How Sponsorship Works

As a business owner, I often get requests to sponsor clients who are, for example, doing a weeks-long trek across some challenging terrain, to raise money for women’s shelters. I even gathered my own sponsors in our tiny village of Lyndhurst in support of the Rejuvenation Committee, by swimming the 3km from one end of our lake to the other.

Given I will be attending a Sponsorship three day retreat in San Diego, California with the Raise a Dream team Charmaine Hammond and Rebecca Kirstein, I’ve been curious about sponsorship and wanted to learn more before attending the retreat.

Sponsorship, like so many topics, seems fairly simple until you start delving into it, and realize just how much you don’t know.

In preparation for attending the retreat I was given access to the Big Dream Primer, their 7-Step online preparation course with videos and tons of tools. I’ve been blown away by the breadth and depth of their expertise, tools and perspectives, especially as it relates to dreams, and making those dreams a reality.

Now that I’ve officially stepped into the world of sponsorship, on both the giving and receiving side, I was curious to learn more about the business owners I know and respect, and how they make sponsorship decisions. It’s especially difficult because while many of us would like to support every cause or organization who asks, at the same time we need to be conscious of the businesses return on the investment we make through our sponsorship dollars.

I spent over an hour on the phone recently with Laurel Davidge who told me that sponsorship for her involves connecting with groups that share her values. For example, a concern and awareness for animal welfare. She especially appreciated being asked by the organizations she was supporting what they could do to promote her business, and what message would she like to send to the members of the organization she was sponsoring.

It makes me wonder, how often organizations looking for sponsors actually ask this question, because for me it seems absolutely essential. By positively and tangibly responding to the needs of the sponsor, organizations or individuals can ensure a relationship which continues to be mutually beneficial to both parties going forward, and lays the groundwork for future collaboration.

Establishing and maintaining relationships is an important component for any sponsorship creation. I’ve heard this many times from Charmaine in videos and other course materials, and the more I learn, the more it rings true.

What impressed me in my conversation with Laurel is that she quite willingly offered additional sponsorship based on a meaningful relationship she’d developed with the organization who was aligned with her values and purpose. It became clear to me that there was a real mutual respect and admiration between these parties, and it allowed them to work together in furthering a common goal of animal welfare, but also in cross promoting each other and leveraging networks and connections toward growth and new opportunities. When I look at this particular relationship, and speak to Laurel, I think it really exemplifies the give and take nature of sponsorship, and how easy it can be for sponsors and those they’re sponsoring to positively impact each other.

I am writing this article because I’m looking forward to sharing more about sponsorship through my interviews with other business owners before and following the Sponsorship Retreat in San Diego.
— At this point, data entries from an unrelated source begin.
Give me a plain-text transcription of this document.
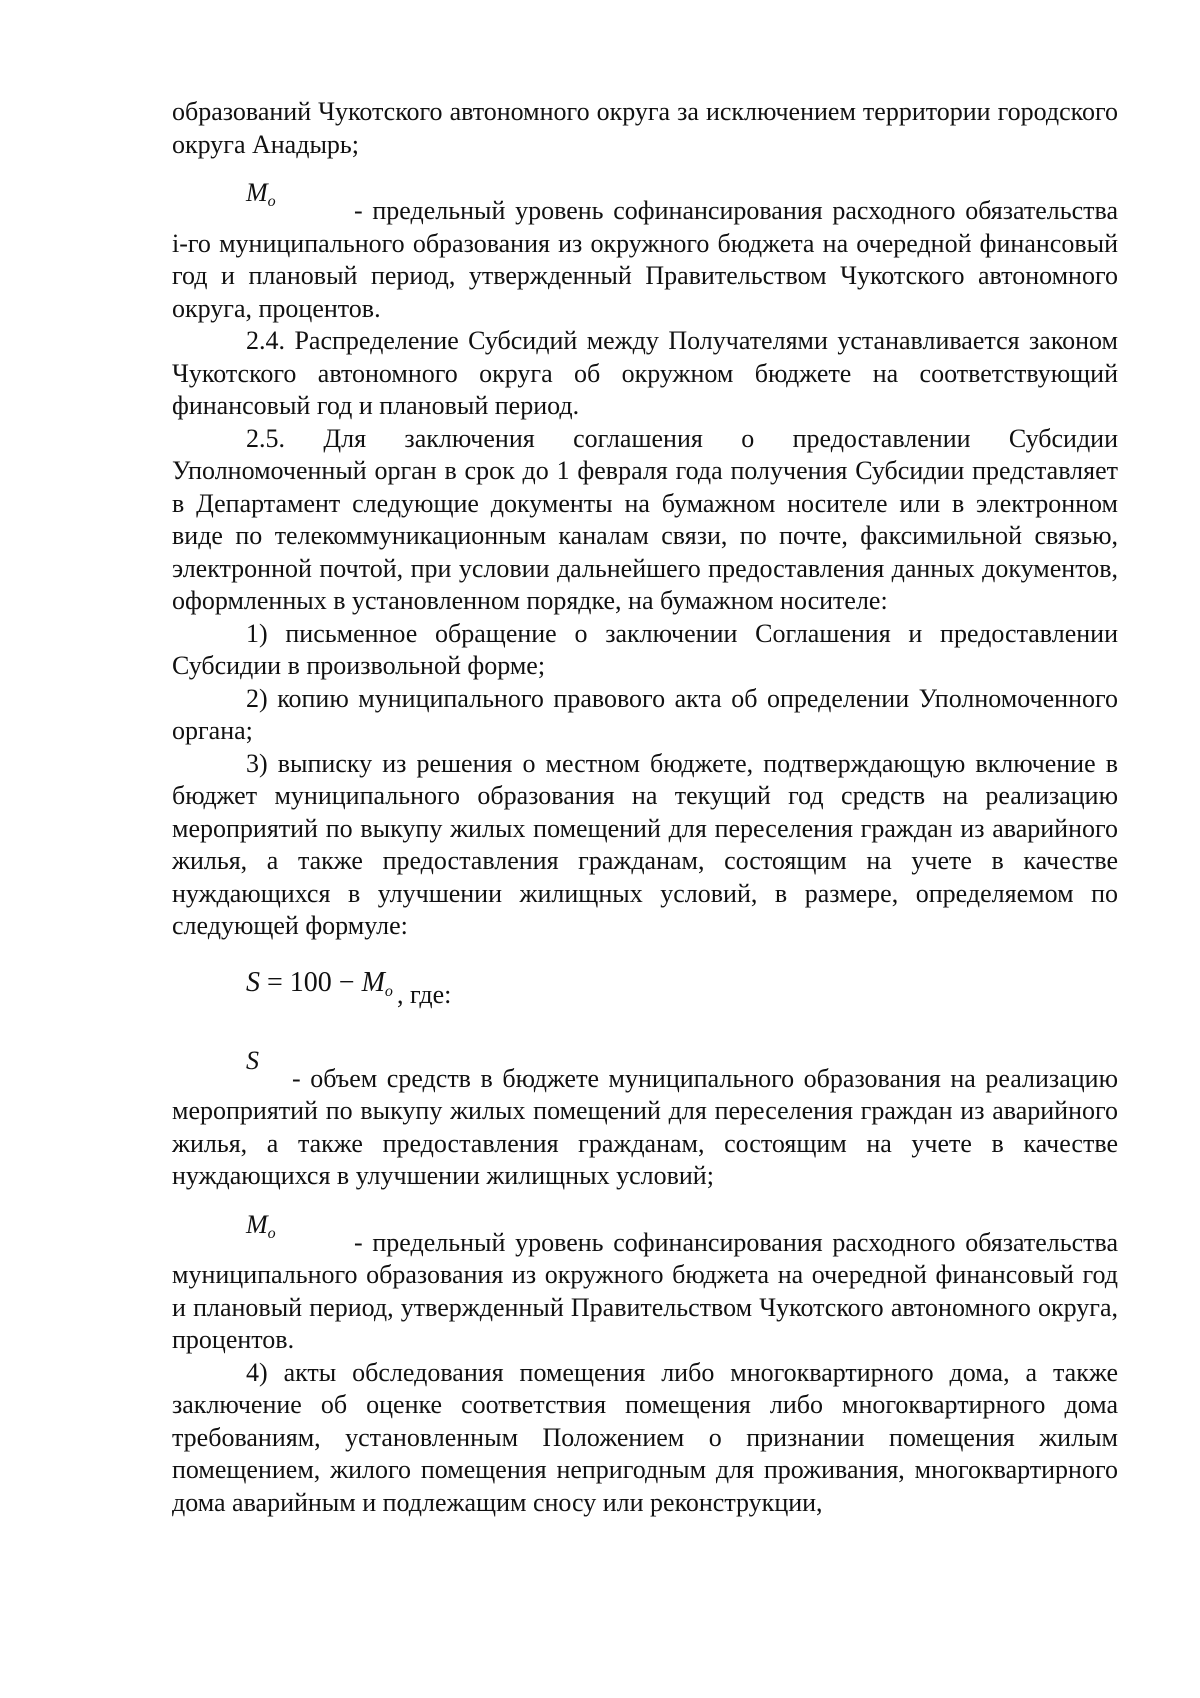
образований Чукотского автономного округа за исключением территории городского округа Анадырь;

Mo	- предельный уровень софинансирования расходного обязательства i-го муниципального образования из окружного бюджета на очередной финансовый год и плановый период, утвержденный Правительством Чукотского автономного округа, процентов.

2.4. Распределение Субсидий между Получателями устанавливается законом Чукотского автономного округа об окружном бюджете на соответствующий финансовый год и плановый период.

2.5. Для заключения соглашения о предоставлении Субсидии Уполномоченный орган в срок до 1 февраля года получения Субсидии представляет в Департамент следующие документы на бумажном носителе или в электронном виде по телекоммуникационным каналам связи, по почте, факсимильной связью, электронной почтой, при условии дальнейшего предоставления данных документов, оформленных в установленном порядке, на бумажном носителе:

1) письменное обращение о заключении Соглашения и предоставлении Субсидии в произвольной форме;

2) копию муниципального правового акта об определении Уполномоченного органа;

3) выписку из решения о местном бюджете, подтверждающую включение в бюджет муниципального образования на текущий год средств на реализацию мероприятий по выкупу жилых помещений для переселения граждан из аварийного жилья, а также предоставления гражданам, состоящим на учете в качестве нуждающихся в улучшении жилищных условий, в размере, определяемом по следующей формуле:

S = 100 − Mo , где:
S

- объем средств в бюджете муниципального образования на реализацию мероприятий по выкупу жилых помещений для переселения граждан из аварийного жилья, а также предоставления гражданам, состоящим на учете в качестве нуждающихся в улучшении жилищных условий;

Mo	- предельный уровень софинансирования расходного обязательства муниципального образования из окружного бюджета на очередной финансовый год и плановый период, утвержденный Правительством Чукотского автономного округа, процентов.

4) акты обследования помещения либо многоквартирного дома, а также заключение об оценке соответствия помещения либо многоквартирного дома требованиям, установленным Положением о признании помещения жилым помещением, жилого помещения непригодным для проживания, многоквартирного дома аварийным и подлежащим сносу или реконструкции,
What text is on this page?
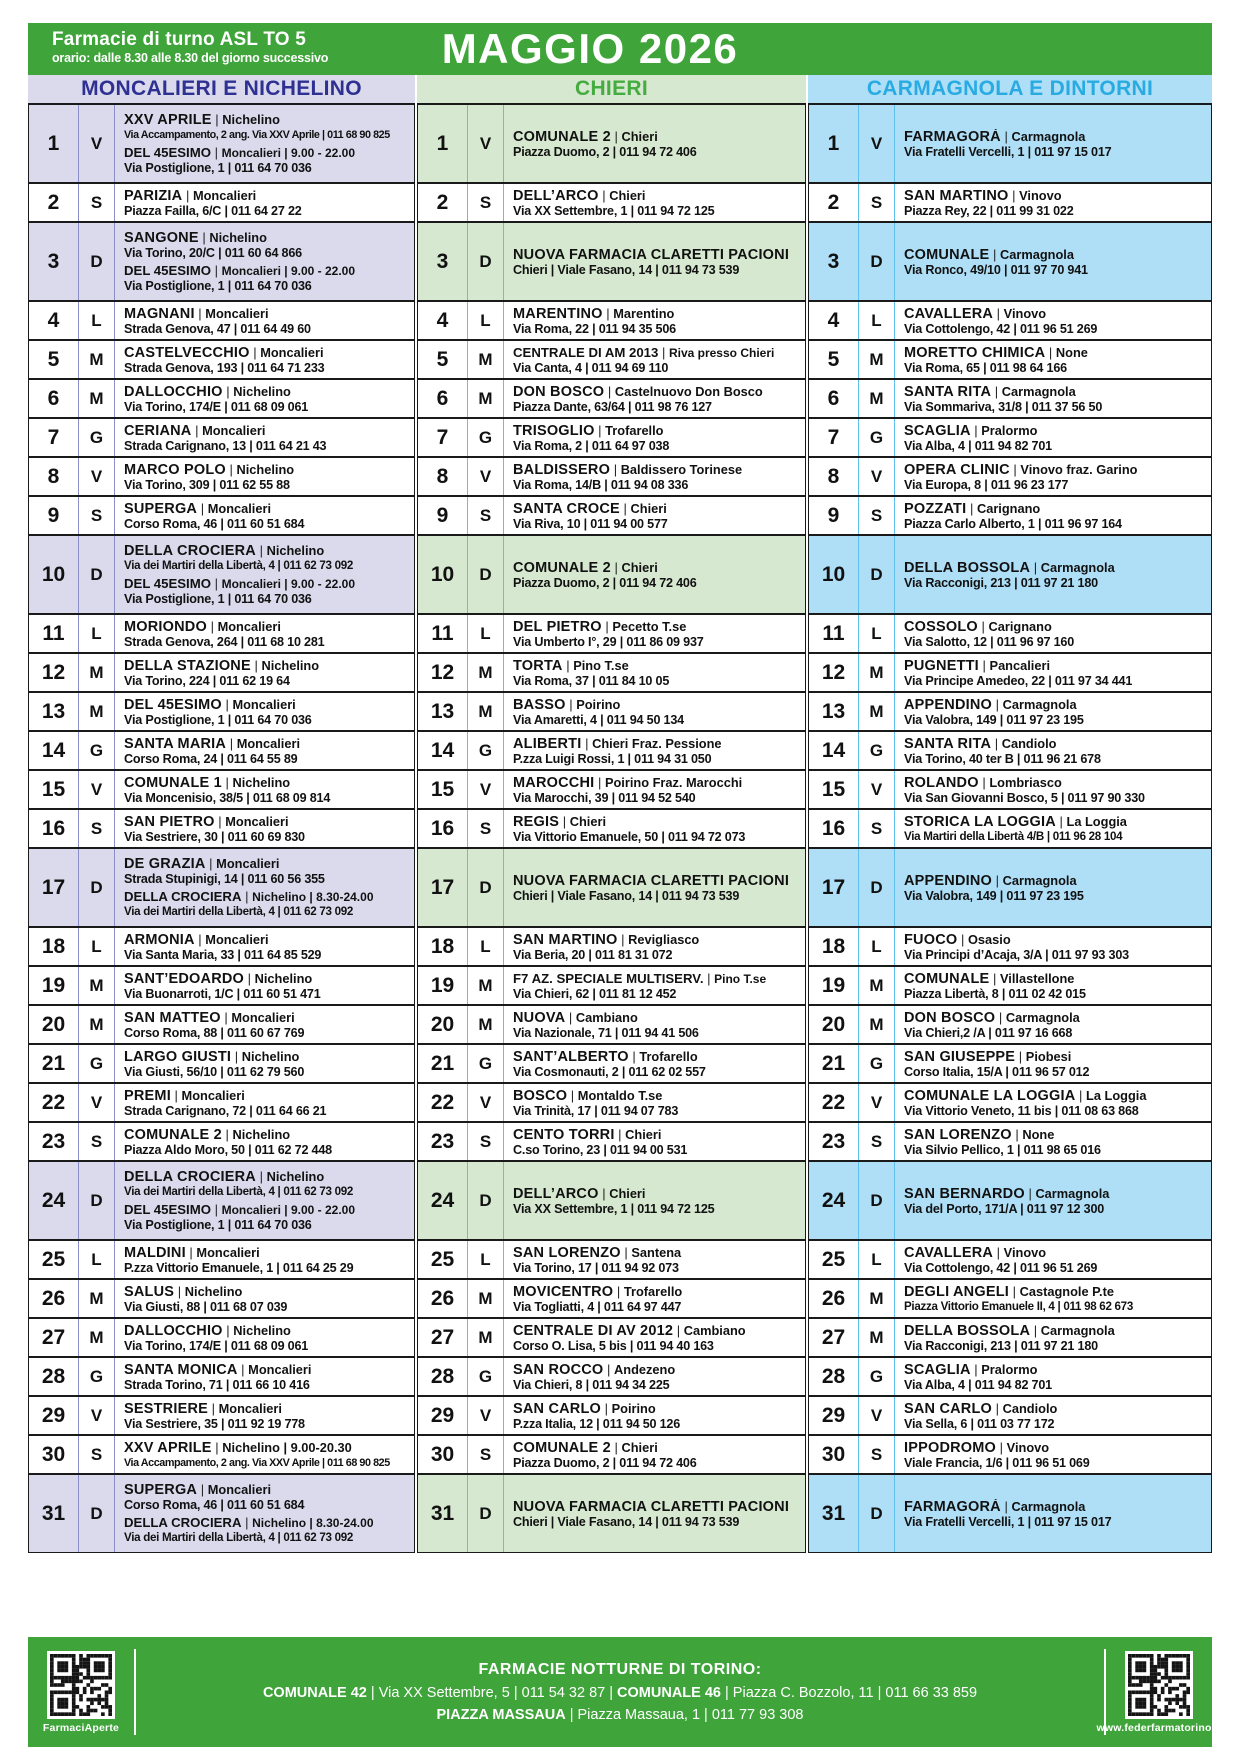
Farmacie di turno ASL TO 5
orario: dalle 8.30 alle 8.30 del giorno successivo	MAGGIO 2026
MONCALIERI E NICHELINO
1	V
XXV APRILE | Nichelino
Via Accampamento, 2 ang. Via XXV Aprile | 011 68 90 825
DEL 45ESIMO | Moncalieri | 9.00 - 22.00
Via Postiglione, 1 | 011 64 70 036
2	S	PARIZIA | Moncalieri
Piazza Failla, 6/C | 011 64 27 22
3	D
SANGONE | Nichelino
Via Torino, 20/C | 011 60 64 866
DEL 45ESIMO | Moncalieri | 9.00 - 22.00
Via Postiglione, 1 | 011 64 70 036
4	L	MAGNANI | Moncalieri
Strada Genova, 47 | 011 64 49 60
5	M	CASTELVECCHIO | Moncalieri
Strada Genova, 193 | 011 64 71 233
6	M	DALLOCCHIO | Nichelino
Via Torino, 174/E | 011 68 09 061
7	G	CERIANA | Moncalieri
Strada Carignano, 13 | 011 64 21 43
8	V	MARCO POLO | Nichelino
Via Torino, 309 | 011 62 55 88
9	S	SUPERGA | Moncalieri
Corso Roma, 46 | 011 60 51 684
10	D
DELLA CROCIERA | Nichelino
Via dei Martiri della Libertà, 4 | 011 62 73 092
DEL 45ESIMO | Moncalieri | 9.00 - 22.00
Via Postiglione, 1 | 011 64 70 036
11	L	MORIONDO | Moncalieri
Strada Genova, 264 | 011 68 10 281
12	M	DELLA STAZIONE | Nichelino
Via Torino, 224 | 011 62 19 64
13	M	DEL 45ESIMO | Moncalieri
Via Postiglione, 1 | 011 64 70 036
14	G	SANTA MARIA | Moncalieri
Corso Roma, 24 | 011 64 55 89
15	V	COMUNALE 1 | Nichelino
Via Moncenisio, 38/5 | 011 68 09 814
16	S	SAN PIETRO | Moncalieri
Via Sestriere, 30 | 011 60 69 830
17	D
DE GRAZIA | Moncalieri
Strada Stupinigi, 14 | 011 60 56 355
DELLA CROCIERA | Nichelino | 8.30-24.00
Via dei Martiri della Libertà, 4 | 011 62 73 092
18	L	ARMONIA | Moncalieri
Via Santa Maria, 33 | 011 64 85 529
19	M	SANT’EDOARDO | Nichelino
Via Buonarroti, 1/C | 011 60 51 471
20	M	SAN MATTEO | Moncalieri
Corso Roma, 88 | 011 60 67 769
21	G	LARGO GIUSTI | Nichelino
Via Giusti, 56/10 | 011 62 79 560
22	V	PREMI | Moncalieri
Strada Carignano, 72 | 011 64 66 21
23	S	COMUNALE 2 | Nichelino
Piazza Aldo Moro, 50 | 011 62 72 448
24	D
DELLA CROCIERA | Nichelino
Via dei Martiri della Libertà, 4 | 011 62 73 092
DEL 45ESIMO | Moncalieri | 9.00 - 22.00
Via Postiglione, 1 | 011 64 70 036
25	L	MALDINI | Moncalieri
P.zza Vittorio Emanuele, 1 | 011 64 25 29
26	M	SALUS | Nichelino
Via Giusti, 88 | 011 68 07 039
27	M	DALLOCCHIO | Nichelino
Via Torino, 174/E | 011 68 09 061
28	G	SANTA MONICA | Moncalieri
Strada Torino, 71 | 011 66 10 416
29	V	SESTRIERE | Moncalieri
Via Sestriere, 35 | 011 92 19 778
30	S	XXV APRILE | Nichelino | 9.00-20.30
Via Accampamento, 2 ang. Via XXV Aprile | 011 68 90 825
31	D
SUPERGA | Moncalieri
Corso Roma, 46 | 011 60 51 684
DELLA CROCIERA | Nichelino | 8.30-24.00
Via dei Martiri della Libertà, 4 | 011 62 73 092
CHIERI
1	V	COMUNALE 2 | Chieri
Piazza Duomo, 2 | 011 94 72 406
2	S	DELL’ARCO | Chieri
Via XX Settembre, 1 | 011 94 72 125
3	D	NUOVA FARMACIA CLARETTI PACIONI
Chieri | Viale Fasano, 14 | 011 94 73 539
4	L	MARENTINO | Marentino
Via Roma, 22 | 011 94 35 506
5	M	CENTRALE DI AM 2013 | Riva presso Chieri
Via Canta, 4 | 011 94 69 110
6	M	DON BOSCO | Castelnuovo Don Bosco
Piazza Dante, 63/64 | 011 98 76 127
7	G	TRISOGLIO | Trofarello
Via Roma, 2 | 011 64 97 038
8	V	BALDISSERO | Baldissero Torinese
Via Roma, 14/B | 011 94 08 336
9	S	SANTA CROCE | Chieri
Via Riva, 10 | 011 94 00 577
10	D	COMUNALE 2 | Chieri
Piazza Duomo, 2 | 011 94 72 406
11	L	DEL PIETRO | Pecetto T.se
Via Umberto I°, 29 | 011 86 09 937
12	M	TORTA | Pino T.se
Via Roma, 37 | 011 84 10 05
13	M	BASSO | Poirino
Via Amaretti, 4 | 011 94 50 134
14	G	ALIBERTI | Chieri Fraz. Pessione
P.zza Luigi Rossi, 1 | 011 94 31 050
15	V	MAROCCHI | Poirino Fraz. Marocchi
Via Marocchi, 39 | 011 94 52 540
16	S	REGIS | Chieri
Via Vittorio Emanuele, 50 | 011 94 72 073
17	D	NUOVA FARMACIA CLARETTI PACIONI
Chieri | Viale Fasano, 14 | 011 94 73 539
18	L	SAN MARTINO | Revigliasco
Via Beria, 20 | 011 81 31 072
19	M	F7 AZ. SPECIALE MULTISERV. | Pino T.se
Via Chieri, 62 | 011 81 12 452
20	M	NUOVA | Cambiano
Via Nazionale, 71 | 011 94 41 506
21	G	SANT’ALBERTO | Trofarello
Via Cosmonauti, 2 | 011 62 02 557
22	V	BOSCO | Montaldo T.se
Via Trinità, 17 | 011 94 07 783
23	S	CENTO TORRI | Chieri
C.so Torino, 23 | 011 94 00 531
24	D	DELL’ARCO | Chieri
Via XX Settembre, 1 | 011 94 72 125
25	L	SAN LORENZO | Santena
Via Torino, 17 | 011 94 92 073
26	M	MOVICENTRO | Trofarello
Via Togliatti, 4 | 011 64 97 447
27	M	CENTRALE DI AV 2012 | Cambiano
Corso O. Lisa, 5 bis | 011 94 40 163
28	G	SAN ROCCO | Andezeno
Via Chieri, 8 | 011 94 34 225
29	V	SAN CARLO | Poirino
P.zza Italia, 12 | 011 94 50 126
30	S	COMUNALE 2 | Chieri
Piazza Duomo, 2 | 011 94 72 406
31	D	NUOVA FARMACIA CLARETTI PACIONI
Chieri | Viale Fasano, 14 | 011 94 73 539
CARMAGNOLA E DINTORNI
1	V	FARMAGORÀ | Carmagnola
Via Fratelli Vercelli, 1 | 011 97 15 017
2	S	SAN MARTINO | Vinovo
Piazza Rey, 22 | 011 99 31 022
3	D	COMUNALE | Carmagnola
Via Ronco, 49/10 | 011 97 70 941
4	L	CAVALLERA | Vinovo
Via Cottolengo, 42 | 011 96 51 269
5	M	MORETTO CHIMICA | None
Via Roma, 65 | 011 98 64 166
6	M	SANTA RITA | Carmagnola
Via Sommariva, 31/8 | 011 37 56 50
7	G	SCAGLIA | Pralormo
Via Alba, 4 | 011 94 82 701
8	V	OPERA CLINIC | Vinovo fraz. Garino
Via Europa, 8 | 011 96 23 177
9	S	POZZATI | Carignano
Piazza Carlo Alberto, 1 | 011 96 97 164
10	D	DELLA BOSSOLA | Carmagnola
Via Racconigi, 213 | 011 97 21 180
11	L	COSSOLO | Carignano
Via Salotto, 12 | 011 96 97 160
12	M	PUGNETTI | Pancalieri
Via Principe Amedeo, 22 | 011 97 34 441
13	M	APPENDINO | Carmagnola
Via Valobra, 149 | 011 97 23 195
14	G	SANTA RITA | Candiolo
Via Torino, 40 ter B | 011 96 21 678
15	V	ROLANDO | Lombriasco
Via San Giovanni Bosco, 5 | 011 97 90 330
16	S	STORICA LA LOGGIA | La Loggia
Via Martiri della Libertà 4/B | 011 96 28 104
17	D	APPENDINO | Carmagnola
Via Valobra, 149 | 011 97 23 195
18	L	FUOCO | Osasio
Via Principi d’Acaja, 3/A | 011 97 93 303
19	M	COMUNALE | Villastellone
Piazza Libertà, 8 | 011 02 42 015
20	M	DON BOSCO | Carmagnola
Via Chieri,2 /A | 011 97 16 668
21	G	SAN GIUSEPPE | Piobesi
Corso Italia, 15/A | 011 96 57 012
22	V	COMUNALE LA LOGGIA | La Loggia
Via Vittorio Veneto, 11 bis | 011 08 63 868
23	S	SAN LORENZO | None
Via Silvio Pellico, 1 | 011 98 65 016
24	D	SAN BERNARDO | Carmagnola
Via del Porto, 171/A | 011 97 12 300
25	L	CAVALLERA | Vinovo
Via Cottolengo, 42 | 011 96 51 269
26	M	DEGLI ANGELI | Castagnole P.te
Piazza Vittorio Emanuele II, 4 | 011 98 62 673
27	M	DELLA BOSSOLA | Carmagnola
Via Racconigi, 213 | 011 97 21 180
28	G	SCAGLIA | Pralormo
Via Alba, 4 | 011 94 82 701
29	V	SAN CARLO | Candiolo
Via Sella, 6 | 011 03 77 172
30	S	IPPODROMO | Vinovo
Viale Francia, 1/6 | 011 96 51 069
31	D	FARMAGORÀ | Carmagnola
Via Fratelli Vercelli, 1 | 011 97 15 017
FarmaciAperte
FARMACIE NOTTURNE DI TORINO:
COMUNALE 42 | Via XX Settembre, 5 | 011 54 32 87 | COMUNALE 46 | Piazza C. Bozzolo, 11 | 011 66 33 859
PIAZZA MASSAUA | Piazza Massaua, 1 | 011 77 93 308
www.federfarmatorino.it
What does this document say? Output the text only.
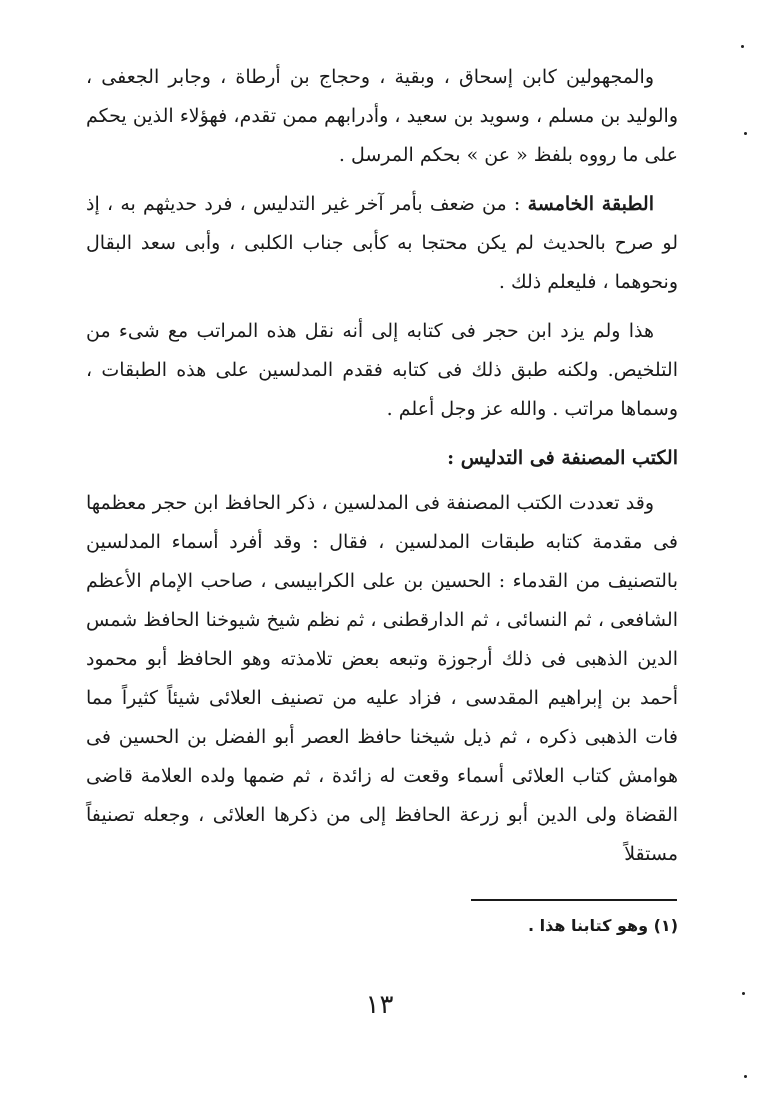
والمجهولين كابن إسحاق ، وبقية ، وحجاج بن أرطاة ، وجابر الجعفى ، والوليد بن مسلم ، وسويد بن سعيد ، وأدرابهم ممن تقدم، فهؤلاء الذين يحكم على ما رووه بلفظ « عن » بحكم المرسل .

الطبقة الخامسة : من ضعف بأمر آخر غير التدليس ، فرد حديثهم به ، إذ لو صرح بالحديث لم يكن محتجا به كأبى جناب الكلبى ، وأبى سعد البقال ونحوهما ، فليعلم ذلك .

هذا ولم يزد ابن حجر فى كتابه إلى أنه نقل هذه المراتب مع شىء من التلخيص. ولكنه طبق ذلك فى كتابه فقدم المدلسين على هذه الطبقات ، وسماها مراتب . والله عز وجل أعلم .

الكتب المصنفة فى التدليس :

وقد تعددت الكتب المصنفة فى المدلسين ، ذكر الحافظ ابن حجر معظمها فى مقدمة كتابه طبقات المدلسين ، فقال : وقد أفرد أسماء المدلسين بالتصنيف من القدماء : الحسين بن على الكرابيسى ، صاحب الإمام الأعظم الشافعى ، ثم النسائى ، ثم الدارقطنى ، ثم نظم شيخ شيوخنا الحافظ شمس الدين الذهبى فى ذلك أرجوزة وتبعه بعض تلامذته وهو الحافظ أبو محمود أحمد بن إبراهيم المقدسى ، فزاد عليه من تصنيف العلائى شيئاً كثيراً مما فات الذهبى ذكره ، ثم ذيل شيخنا حافظ العصر أبو الفضل بن الحسين فى هوامش كتاب العلائى أسماء وقعت له زائدة ، ثم ضمها ولده العلامة قاضى القضاة ولى الدين أبو زرعة الحافظ إلى من ذكرها العلائى ، وجعله تصنيفاً مستقلاً

(١) وهو كتابنا هذا .
١٣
How do you go about making decisions on who to sponsor and why? What is important to you when it comes to measuring your return on investment, how do you decide whether the seeds you’ve sown have given you the fruit you’d anticipated or not? What about other ripple effects from your sponsorship dollars, have there been any surprises? And finally, how aligned do you think sponsors should be with the organizations they are choosing to support?